At this point there were probably no more than a few hundred receivers in homes in and around London, and more people were sampling television in public viewing rooms, many of them set up by set manufacturers and retailers. Cock was not at all happy about this:
He stresses the idea of people obtaining a false idea of the service by casually dropping in at a television viewing room and seeing an item or two which might bore or annoy them. It is obvious that programmes designed for viewing rooms – for what may be called casual viewers – should be different from those for home set-owners.
The journalist justified the column inches given over to Cock by writing they were included ‘with the purpose of showing Warwickshire listeners that television really is a force to be reckoned with’, before continuing:
Computations as to its popularity has even deduced the fact that women are keener televiewers than men, and the suggestion that 75 per cent of the matter for television will have women appeal.
But there were other ideas about how television might be mobilised:
I learn that Scotland Yard has given careful consideration to the possibilities of televising pictures of “wanted” men as soon as there are enough listeners to make the transmission worthwhile.

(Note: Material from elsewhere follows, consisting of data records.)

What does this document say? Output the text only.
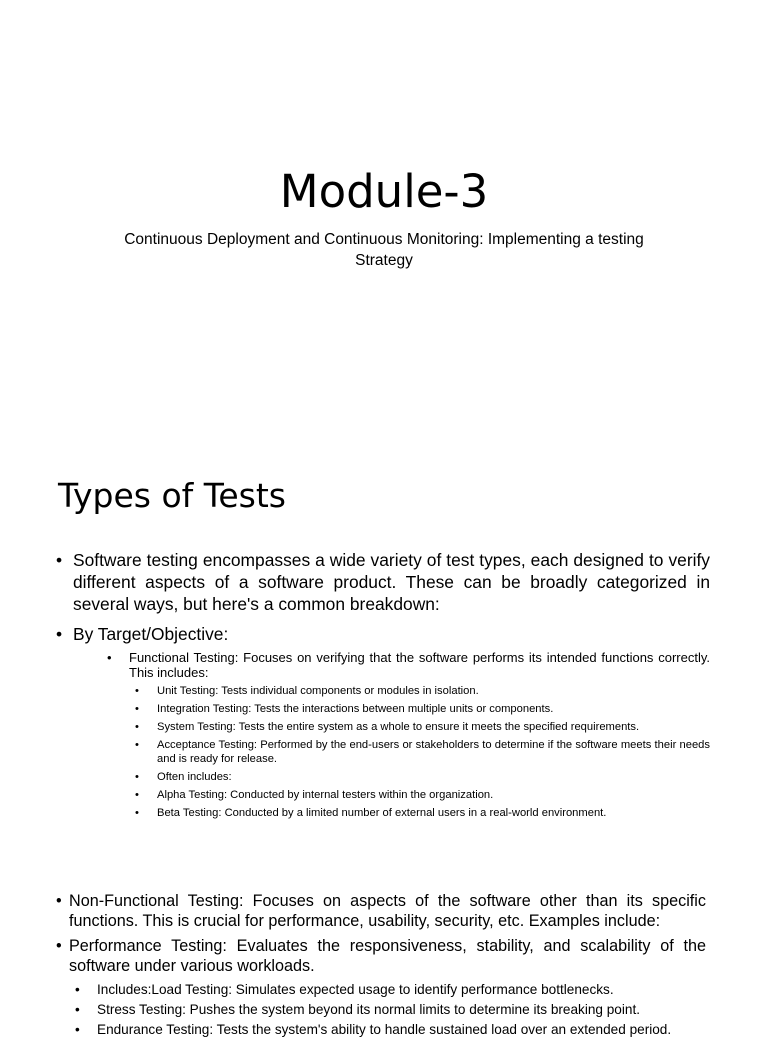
Module-3

Continuous Deployment and Continuous Monitoring: Implementing a testing Strategy

Types of Tests
• Software testing encompasses a wide variety of test types, each designed to verify different aspects of a software product. These can be broadly categorized in several ways, but here's a common breakdown:
• By Target/Objective:
• Functional Testing: Focuses on verifying that the software performs its intended functions correctly. This includes:
• Unit Testing: Tests individual components or modules in isolation.
• Integration Testing: Tests the interactions between multiple units or components.
• System Testing: Tests the entire system as a whole to ensure it meets the specified requirements.
• Acceptance Testing: Performed by the end-users or stakeholders to determine if the software meets their needs and is ready for release.
• Often includes:
• Alpha Testing: Conducted by internal testers within the organization.
• Beta Testing: Conducted by a limited number of external users in a real-world environment.
• Non-Functional Testing: Focuses on aspects of the software other than its specific functions. This is crucial for performance, usability, security, etc. Examples include:
• Performance Testing: Evaluates the responsiveness, stability, and scalability of the software under various workloads.
• Includes:Load Testing: Simulates expected usage to identify performance bottlenecks.
• Stress Testing: Pushes the system beyond its normal limits to determine its breaking point.
• Endurance Testing: Tests the system's ability to handle sustained load over an extended period.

The slippage between ‘televiewers’ and ‘listeners’ is one indication of how unstable ideas about the medium were in these first months. The journalist also felt the need to describe, in rather delightfully poetic terms, what it was like to turn on a television set.
It is, if anything, even simpler to operate than a wireless set. Just as you now switch on to National or Regional, you look up whether the BBC are transmitting on the ‘240-line’ system or the ‘405-line’, and turn a knob accordingly.
In fact, this was the final week of the Baird transmissions on 240 lines; the following Saturday would see the closedown of that system and the commitment to the Maconi-EMI 405-line broadcasts.
After a few seconds a white spot appears in the centre of the screen. It rapidly spreads in size, growing broader and taller in a fascinating way while the set ‘warms up’; then quite suddenly a moving picture is flashed onto the screen at the same moment as the sound comes through.
I should perhaps admit that I am old enough to recall seeing that ‘white spot’ appear on numerous occasions.